採用面接「不合格」から逆転した「不屈の男」をさらに強くした言葉たち sand 島崎 譲さん

 

第一線で活躍する美容師の人生を変えた「恩師の言葉」を紹介する「美容師のコトダマ」。今回はsandのCEO、島崎 譲さんのコトダマを探ります。東京で今一番勢いがあるサロンといっても過言ではないSandのトップはどんな言葉を浴びて成長してきたのでしょうか。島崎さんの意外な過去も垣間見えるインタビューです。

 


 

「お前、昔の自分に嘘をついていないか?」

 

 

大阪の美容専門学校に通っていたころの話です。

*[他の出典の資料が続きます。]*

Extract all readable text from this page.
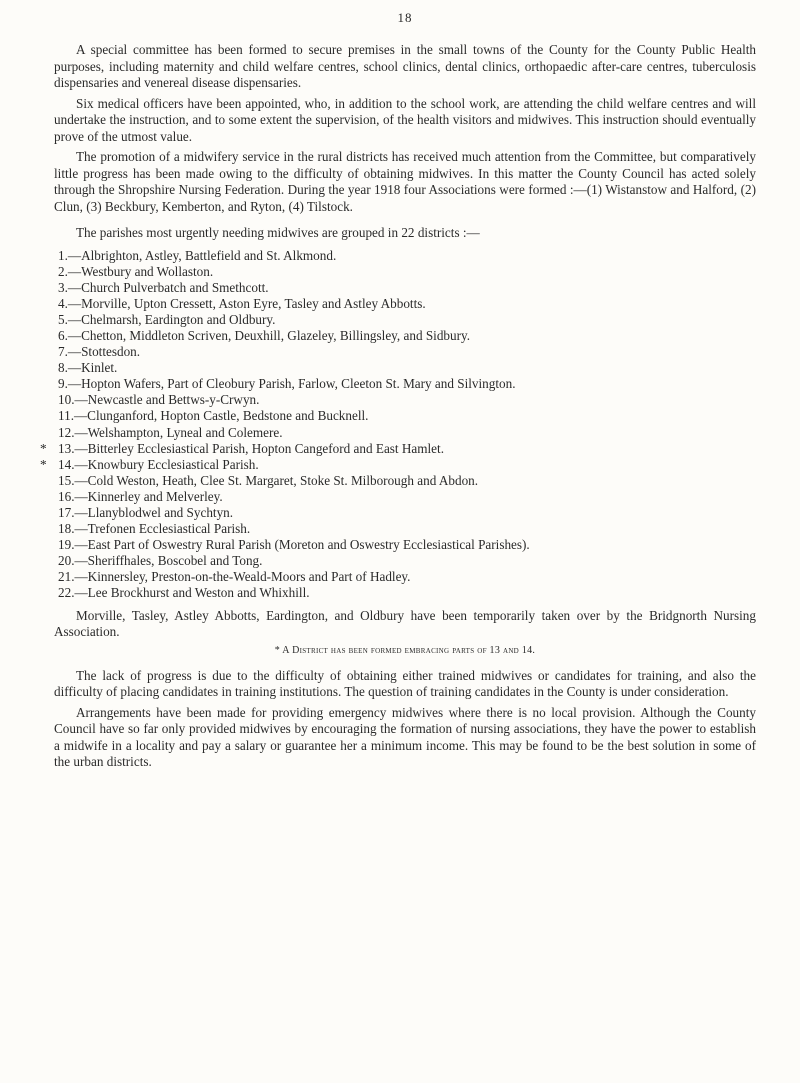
18

A special committee has been formed to secure premises in the small towns of the County for the County Public Health purposes, including maternity and child welfare centres, school clinics, dental clinics, orthopaedic after-care centres, tuberculosis dispensaries and venereal disease dispensaries.

Six medical officers have been appointed, who, in addition to the school work, are attending the child welfare centres and will undertake the instruction, and to some extent the supervision, of the health visitors and midwives. This instruction should eventually prove of the utmost value.

The promotion of a midwifery service in the rural districts has received much attention from the Committee, but comparatively little progress has been made owing to the difficulty of obtaining midwives. In this matter the County Council has acted solely through the Shropshire Nursing Federation. During the year 1918 four Associations were formed :—(1) Wistanstow and Halford, (2) Clun, (3) Beckbury, Kemberton, and Ryton, (4) Tilstock.

The parishes most urgently needing midwives are grouped in 22 districts :—

1.—Albrighton, Astley, Battlefield and St. Alkmond.
2.—Westbury and Wollaston.
3.—Church Pulverbatch and Smethcott.
4.—Morville, Upton Cressett, Aston Eyre, Tasley and Astley Abbotts.
5.—Chelmarsh, Eardington and Oldbury.
6.—Chetton, Middleton Scriven, Deuxhill, Glazeley, Billingsley, and Sidbury.
7.—Stottesdon.
8.—Kinlet.
9.—Hopton Wafers, Part of Cleobury Parish, Farlow, Cleeton St. Mary and Silvington.
10.—Newcastle and Bettws-y-Crwyn.
11.—Clunganford, Hopton Castle, Bedstone and Bucknell.
12.—Welshampton, Lyneal and Colemere.
* 13.—Bitterley Ecclesiastical Parish, Hopton Cangeford and East Hamlet.
* 14.—Knowbury Ecclesiastical Parish.
15.—Cold Weston, Heath, Clee St. Margaret, Stoke St. Milborough and Abdon.
16.—Kinnerley and Melverley.
17.—Llanyblodwel and Sychtyn.
18.—Trefonen Ecclesiastical Parish.
19.—East Part of Oswestry Rural Parish (Moreton and Oswestry Ecclesiastical Parishes).
20.—Sheriffhales, Boscobel and Tong.
21.—Kinnersley, Preston-on-the-Weald-Moors and Part of Hadley.
22.—Lee Brockhurst and Weston and Whixhill.

Morville, Tasley, Astley Abbotts, Eardington, and Oldbury have been temporarily taken over by the Bridgnorth Nursing Association.

* A District has been formed embracing parts of 13 and 14.

The lack of progress is due to the difficulty of obtaining either trained midwives or candidates for training, and also the difficulty of placing candidates in training institutions. The question of training candidates in the County is under consideration.

Arrangements have been made for providing emergency midwives where there is no local provision. Although the County Council have so far only provided midwives by encouraging the formation of nursing associations, they have the power to establish a midwife in a locality and pay a salary or guarantee her a minimum income. This may be found to be the best solution in some of the urban districts.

「東京で一番勢いのある有名店で働きたい」と思っていた僕は、前職のサロンの採用面接でも自信満々で、自分なりに手応えもあったから絶対に受かるだろうと思っていました。ところが、結果は不合格…。間違いなく合格していると思い込んでいたから、「意欲を試されているのかな?」と勘違いして、電話でサロンに問い合わせました。電話での回答でも、もちろん不合格。現実を受け止められず、もう1回電話して「2次募集の予定はございますか」と尋ねてみたものの、やっぱり「ありません」。そこからしつこく2、3回新たな切り口で電話を掛けました。最後には、「営業中だから電話をかけてこないでください」と言われてしまい、いよいよ打つ手がなくなってしまいました。

 

 

 

「でも、ちょっと待てよ…予約を取れば話を聞かざるを得ないんじゃないか?」と思った僕は、カットの予約をとって、そのまま新幹線に飛び乗って大阪から東京へ。そして、カット中、店長に自分の熱い思いをぶつけました。店長には「みんな平等な中で審査しているから特別扱いできない」とド正論を言われましたが「2次募集を受けさせてもらえるまで帰れません」と言って、席から立たなかったので「お前、本当に面倒臭いな。もういいから明日の2次面接にこい」と。そうして翌日、無理矢理合格を掴みとることができたんです。店長からは「俺の独断と偏見で反対を押し切ってチャンスをつくったんだから、中途半端なことをしたらただじゃおかないぞ」と言われました。もちろん自分も一生懸命頑張るつもりで入社しました。

 

 

ところが。アシスタントの最初の頃はダメダメで、チェックに合格するのはビリだし、初めての入客でお客さまにパーマ液をかけてしまったり、技術が覚えられなくてやる気が起こらなかったり、みんな朝早くから練習しているのでギリギリの時間にサロンにきたり…。正直、弛んでいた時期もあります。そんなとき僕を奮い立たせてくれたのが、

 

「お前、昔の自分に嘘をついていないか?」

 

という店長の一言。「面接に落ちて、諦めて終わっていたら今ごろ僕はどうなっていたかわからない。執念でチャンスをもぎ取ったころの自分に、今の自分の体たらくを見せられない」。今もあの言葉を思い出すと、気持ちが熱くなるんですよね。チャンスをもらったから今があることを絶対に忘れてはいけないと思っています。